Your Daily Dracula – Sergio Madureira as Vladimir Vladislav, Newton Couto as El Conde, Banquete de Taras (1982)

Your Daily Dracula – Sergio Madureira as Vladimir Vladislav, Newton Couto as El Conde, Banquete de Taras (1982)

One online source prissily translates the title of this Brazilian horror-sex movie as Dinner of Sexual Desires.  It’s a sort-of vampire movie which seems to be heavily influenced by the Mike Raven vehicle Crucible of Terror – not a film many other films would go out of their way to remind you of.
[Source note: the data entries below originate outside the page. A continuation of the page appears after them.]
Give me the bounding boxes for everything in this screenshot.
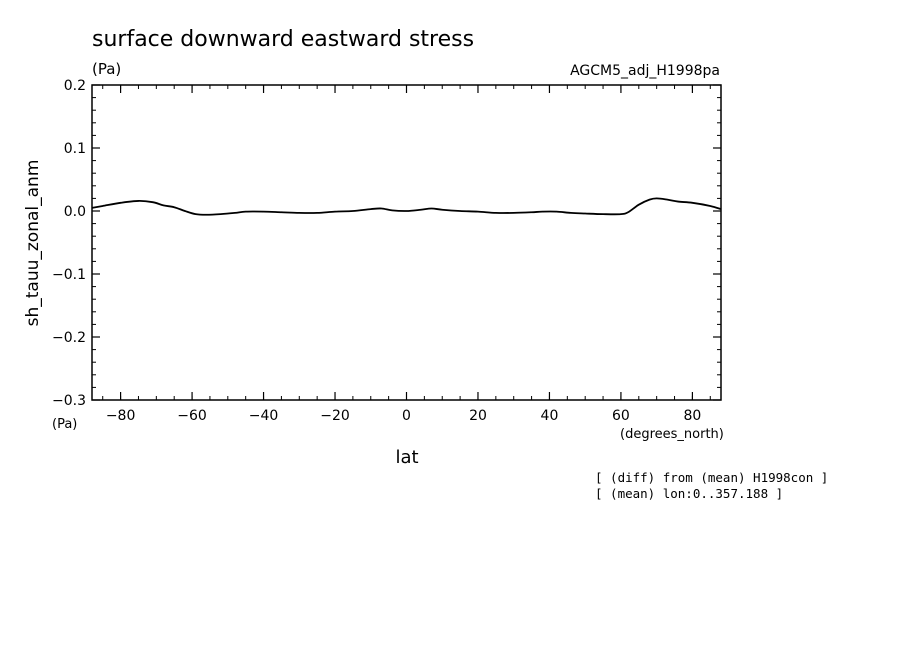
chart-title: surface downward eastward stress	[92, 27, 474, 52]
x-tick-label: −80	[106, 408, 136, 424]
plot-frame	[91, 84, 722, 401]
annotation-diff: [ (diff) from (mean) H1998con ]	[595, 470, 828, 485]
title-units: (Pa)	[92, 60, 121, 78]
dataset-label: AGCM5_adj_H1998pa	[570, 63, 720, 79]
y-axis-units: (Pa)	[52, 417, 77, 432]
x-axis-units: (degrees_north)	[620, 427, 724, 442]
x-tick-label: −40	[249, 408, 279, 424]
y-tick-label: 0.0	[64, 204, 86, 220]
x-tick-label: 0	[402, 408, 411, 424]
x-tick-label: −20	[320, 408, 350, 424]
y-axis-label: sh_tauu_zonal_anm	[23, 160, 43, 327]
y-tick-label: 0.1	[64, 141, 86, 157]
y-tick-label: −0.2	[52, 330, 86, 346]
y-axis-ticks: 0.2 0.1 0.0 −0.1 −0.2 −0.3	[52, 78, 721, 409]
x-tick-label: 80	[683, 408, 701, 424]
x-tick-label: −60	[177, 408, 207, 424]
y-tick-label: −0.1	[52, 267, 86, 283]
y-tick-label: 0.2	[64, 78, 86, 94]
x-tick-label: 60	[612, 408, 630, 424]
series-line	[91, 197, 722, 216]
x-tick-label: 20	[469, 408, 487, 424]
series-group	[91, 197, 722, 216]
x-axis-ticks: −80 −60 −40 −20 0 20 40 60 80	[102, 85, 711, 424]
annotation-mean: [ (mean) lon:0..357.188 ]	[595, 486, 783, 501]
y-tick-label: −0.3	[52, 393, 86, 409]
x-axis-label: lat	[395, 447, 418, 468]
x-tick-label: 40	[541, 408, 559, 424]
Gregor Nastase (Jotta Barroso), a diminutive creepy guy, travels from Tranyslvania to Brazil – amusing himself on a coach by demonstrating his hypnotic power by making a sleeping woman masturbate – to the mansion of Vladimir Vladislav (Sergio Madureira), a descendent of Count Dracula who is also a sculptor.  Vladimir has the usual lumbering, bald hunchbacked minion and a big portrait of ‘el Conde’ (Newton Couto) over his mantelpiece.  Nastase – presumably the only Romanian name writer-director Carlos Alberto Almeida could think of – uses his powers to make the portrait come to life (or seem to come to life) so Dracula can do leering double takes whenever there’s any action in the big front room.  It’s sort of a comedy idea, but the film is rather solemn.  In the style of those Italian gothics of the early 1960s, a carload of fashion models (Bianca Blonde, Kelly Berg, Christina Keller, Sonia Bruna) are summoned from Rio de Janiero to the estate and put under the fluence.  This means they frolic naked with each other in a big fountain or dance sexily while eating fruit at the banquet table of the title, then one by one drift downstairs in see-through nighties to have sort of sex with Vladimir, who stabs them, drinks their blood from a chalice and coats them in plaster for the minions to put on pedestals in the garden.

Hardboiled, square-jawed, grinning Inspector Peri (Edson Heath) – whose hetero macho lifestyle contrasts with the perviness of the decadent Dracula offspring – and his sidekick (Edmundo Telles) set out to find the missing girls, and it all ends in the garden, rather anticlimactically, as a drop of blood gives the game away.  I saw it in unsubtitled Portuguese, so I’m not sure whether Vladimir is supposed to be a real vampire or (as he seems to say) an impotent psychopath.  The focus of the film is on the minion Nastase rather than the master, who dons a scarlet-lined cape for ceremonial sex/blood rites, and there are recognisable chunks of Bram Stoker in the dialogue plus a patchwork score from Ravel, Ray Parker Jr, Rick Wakeman, Pink Floyd and Bernard Herrmann (whose agents or estates probably never heard of the film).  There’s an even more obscure midget-themed porn parody As Taras do Mini-Vampiro (1987).